While the plan has the backing of issuers and was recommended by the staff of the Ways and Means Committee for possible inclusion in Rep. Dan Rostenkowski's soon-to-be-introduced tax simplification bill, it is most notable for the reaction it got from a top Treasury official last week.

Kenneth W. Gideon, assistant secretary for tax policy, who has almost never uttered a kind word about tax-exempt bonds, said the proposal merits "serious consideration," even though the Treasury has not decided whether to support the plan because it would open the door to earning small amounts of arbitrage.

He cautioned that the plan needs to be studied to determine if it could undermine the arbitrage rebate requirement and to figure out the correct percentage that would encourage issuers to invest efficiently, but not lead them to undertake arbitrage-driven deals.

Those are wise suggestions by Mr. Gideon.

Some issuers have suggested that the proposed 10% amount that could be retained by, 20%, 30%, or even 40%. If issuers invested wisely and aggressively, the federal government would profit as well, they argue.

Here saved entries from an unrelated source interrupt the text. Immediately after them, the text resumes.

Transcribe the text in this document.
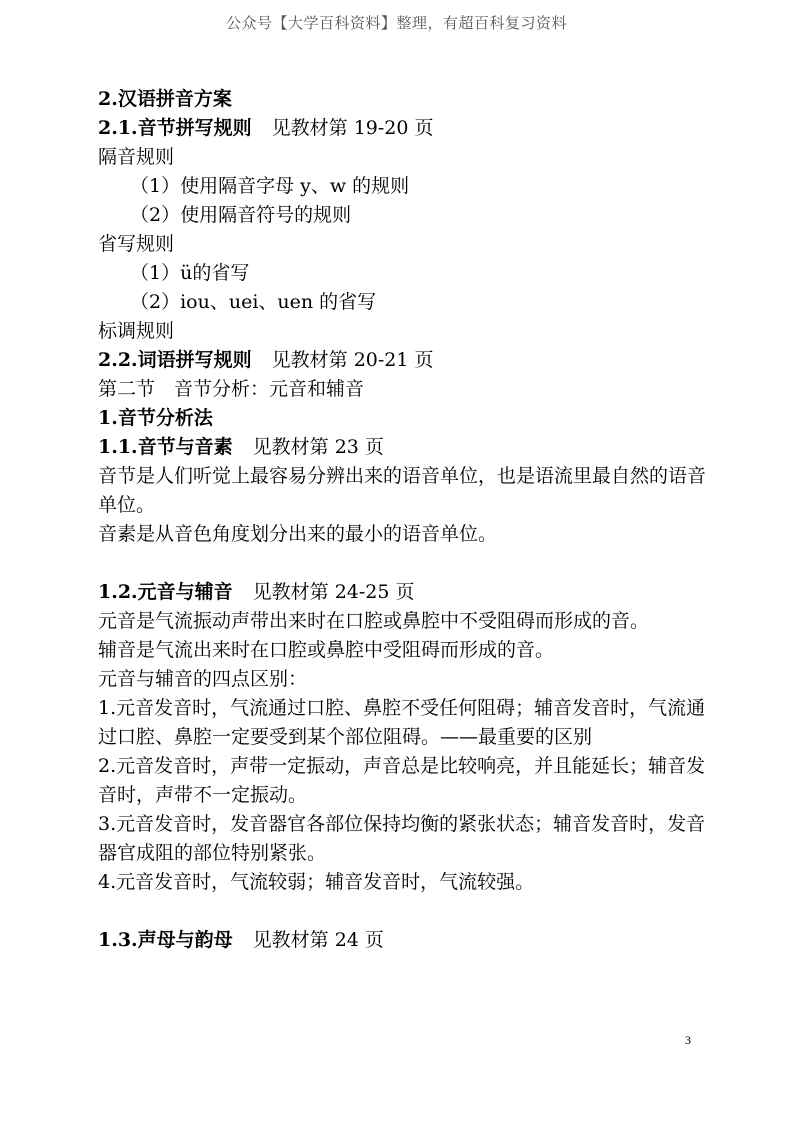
公众号【大学百科资料】整理，有超百科复习资料

2.汉语拼音方案

2.1.音节拼写规则 见教材第 19-20 页

隔音规则

（1）使用隔音字母 y、w 的规则

（2）使用隔音符号的规则

省写规则

（1）ü的省写

（2）iou、uei、uen 的省写

标调规则

2.2.词语拼写规则 见教材第 20-21 页

第二节　音节分析：元音和辅音

1.音节分析法

1.1.音节与音素 见教材第 23 页

音节是人们听觉上最容易分辨出来的语音单位，也是语流里最自然的语音单位。

音素是从音色角度划分出来的最小的语音单位。

1.2.元音与辅音 见教材第 24-25 页

元音是气流振动声带出来时在口腔或鼻腔中不受阻碍而形成的音。

辅音是气流出来时在口腔或鼻腔中受阻碍而形成的音。

元音与辅音的四点区别：

1.元音发音时，气流通过口腔、鼻腔不受任何阻碍；辅音发音时，气流通过口腔、鼻腔一定要受到某个部位阻碍。——最重要的区别

2.元音发音时，声带一定振动，声音总是比较响亮，并且能延长；辅音发音时，声带不一定振动。

3.元音发音时，发音器官各部位保持均衡的紧张状态；辅音发音时，发音器官成阻的部位特别紧张。

4.元音发音时，气流较弱；辅音发音时，气流较强。

1.3.声母与韵母 见教材第 24 页

3
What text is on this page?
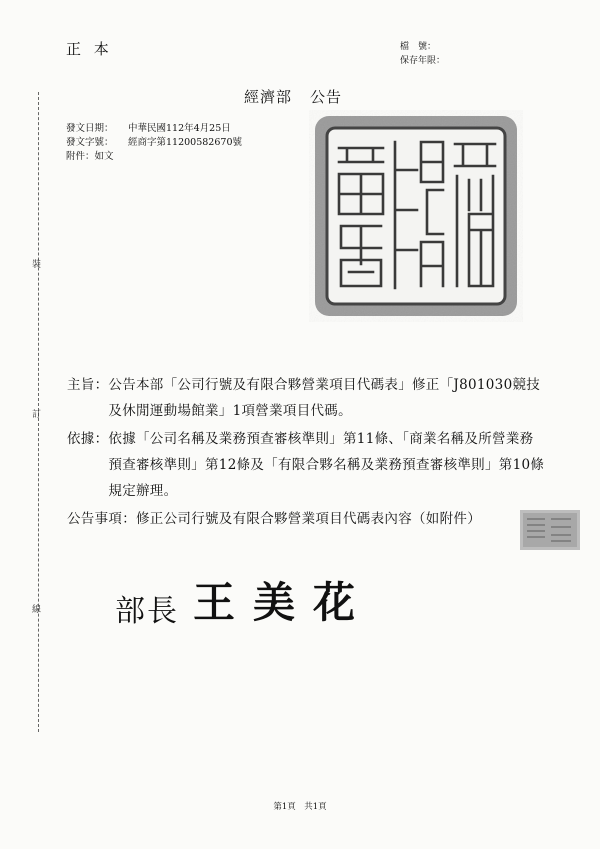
裝
訂
線
正 本	檔　號：
保存年限：
經濟部 公告
發文日期：	中華民國112年4月25日
發文字號：	經商字第11200582670號
附件： 如文
主旨： 公告本部「公司行號及有限合夥營業項目代碼表」修正「J801030競技及休閒運動場館業」1項營業項目代碼。
依據： 依據「公司名稱及業務預查審核準則」第11條、「商業名稱及所營業務預查審核準則」第12條及「有限合夥名稱及業務預查審核準則」第10條規定辦理。
公告事項： 修正公司行號及有限合夥營業項目代碼表內容（如附件）
部長 王美花
第1頁　共1頁
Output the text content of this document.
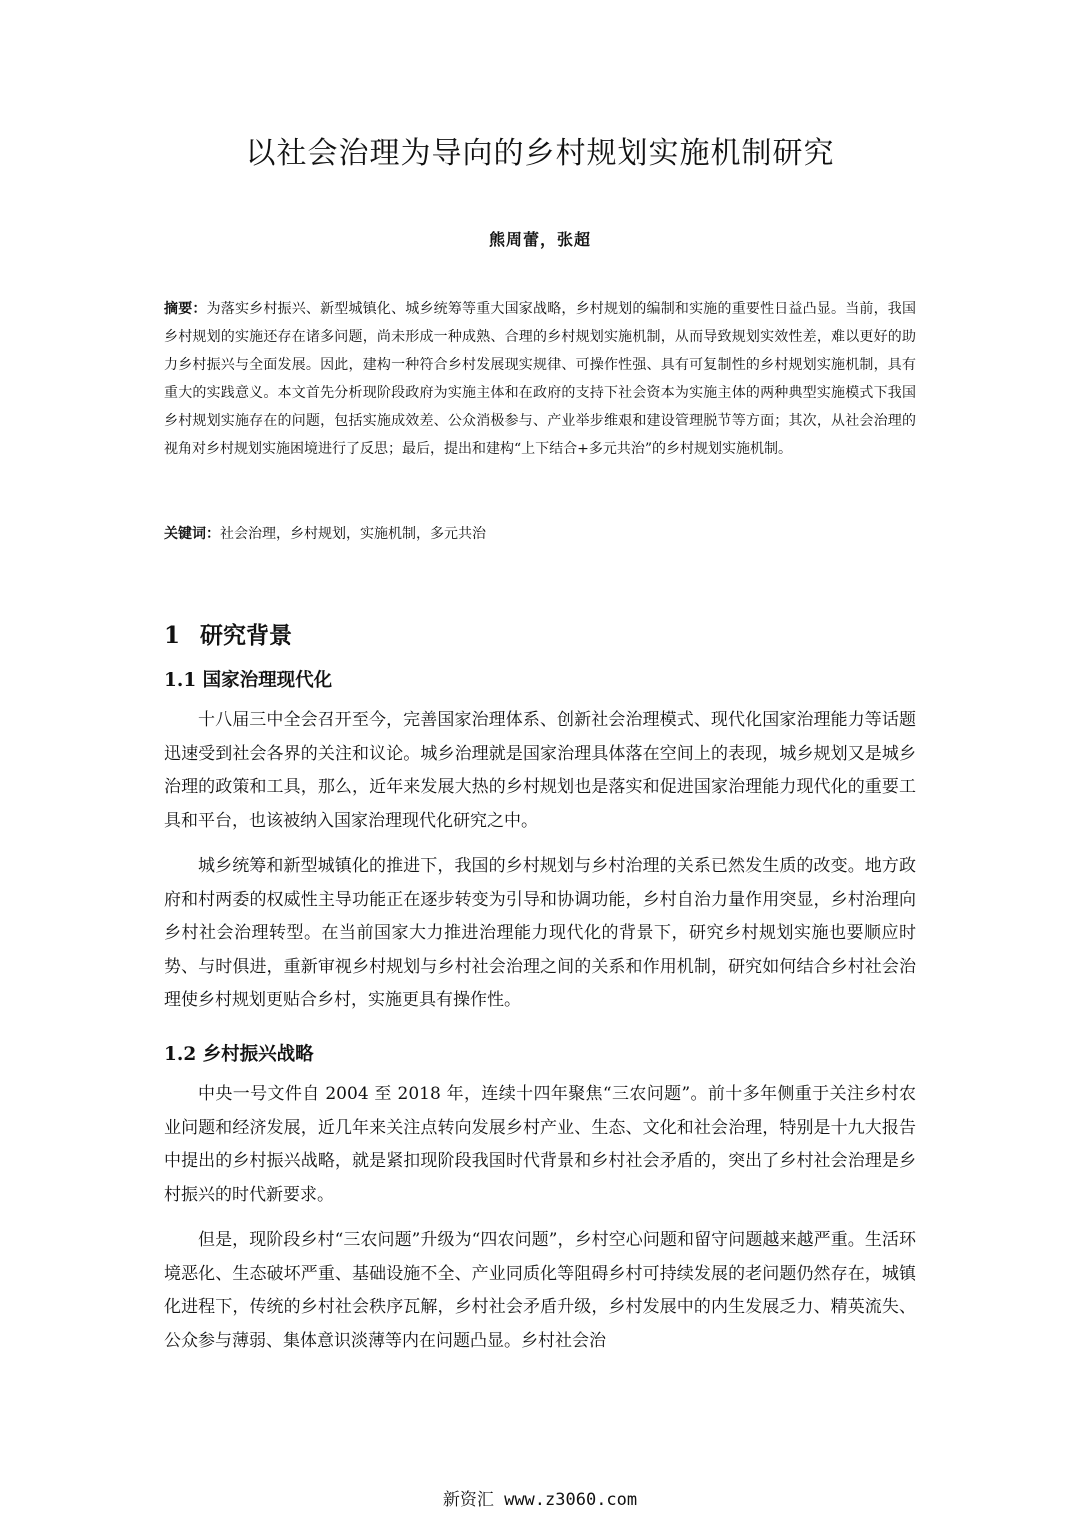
以社会治理为导向的乡村规划实施机制研究
熊周蕾，张超
摘要：为落实乡村振兴、新型城镇化、城乡统筹等重大国家战略，乡村规划的编制和实施的重要性日益凸显。当前，我国乡村规划的实施还存在诸多问题，尚未形成一种成熟、合理的乡村规划实施机制，从而导致规划实效性差，难以更好的助力乡村振兴与全面发展。因此，建构一种符合乡村发展现实规律、可操作性强、具有可复制性的乡村规划实施机制，具有重大的实践意义。本文首先分析现阶段政府为实施主体和在政府的支持下社会资本为实施主体的两种典型实施模式下我国乡村规划实施存在的问题，包括实施成效差、公众消极参与、产业举步维艰和建设管理脱节等方面；其次，从社会治理的视角对乡村规划实施困境进行了反思；最后，提出和建构“上下结合+多元共治”的乡村规划实施机制。
关键词：社会治理，乡村规划，实施机制，多元共治
1 研究背景
1.1 国家治理现代化

十八届三中全会召开至今，完善国家治理体系、创新社会治理模式、现代化国家治理能力等话题迅速受到社会各界的关注和议论。城乡治理就是国家治理具体落在空间上的表现，城乡规划又是城乡治理的政策和工具，那么，近年来发展大热的乡村规划也是落实和促进国家治理能力现代化的重要工具和平台，也该被纳入国家治理现代化研究之中。

城乡统筹和新型城镇化的推进下，我国的乡村规划与乡村治理的关系已然发生质的改变。地方政府和村两委的权威性主导功能正在逐步转变为引导和协调功能，乡村自治力量作用突显，乡村治理向乡村社会治理转型。在当前国家大力推进治理能力现代化的背景下，研究乡村规划实施也要顺应时势、与时俱进，重新审视乡村规划与乡村社会治理之间的关系和作用机制，研究如何结合乡村社会治理使乡村规划更贴合乡村，实施更具有操作性。

1.2 乡村振兴战略

中央一号文件自 2004 至 2018 年，连续十四年聚焦“三农问题”。前十多年侧重于关注乡村农业问题和经济发展，近几年来关注点转向发展乡村产业、生态、文化和社会治理，特别是十九大报告中提出的乡村振兴战略，就是紧扣现阶段我国时代背景和乡村社会矛盾的，突出了乡村社会治理是乡村振兴的时代新要求。

但是，现阶段乡村“三农问题”升级为“四农问题”，乡村空心问题和留守问题越来越严重。生活环境恶化、生态破坏严重、基础设施不全、产业同质化等阻碍乡村可持续发展的老问题仍然存在，城镇化进程下，传统的乡村社会秩序瓦解，乡村社会矛盾升级，乡村发展中的内生发展乏力、精英流失、公众参与薄弱、集体意识淡薄等内在问题凸显。乡村社会治

新资汇 www.z3060.com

The danger, of course, is that too large a percentage might tempt issuers to engage in arbitrage-driven deals that could lead the market back to the same kind of well-publicized abuses that prompted Congress to impose the rebate in the first place.

Issuers need some relief from the rebate requirements and should be encouraged to invest efficiently and wisely.

But market participants must make sure that they do not open the door to new abuses that could jeopardize both the future easing of bond curbs or, worse yet, the tax-exempt status of municipal bonds.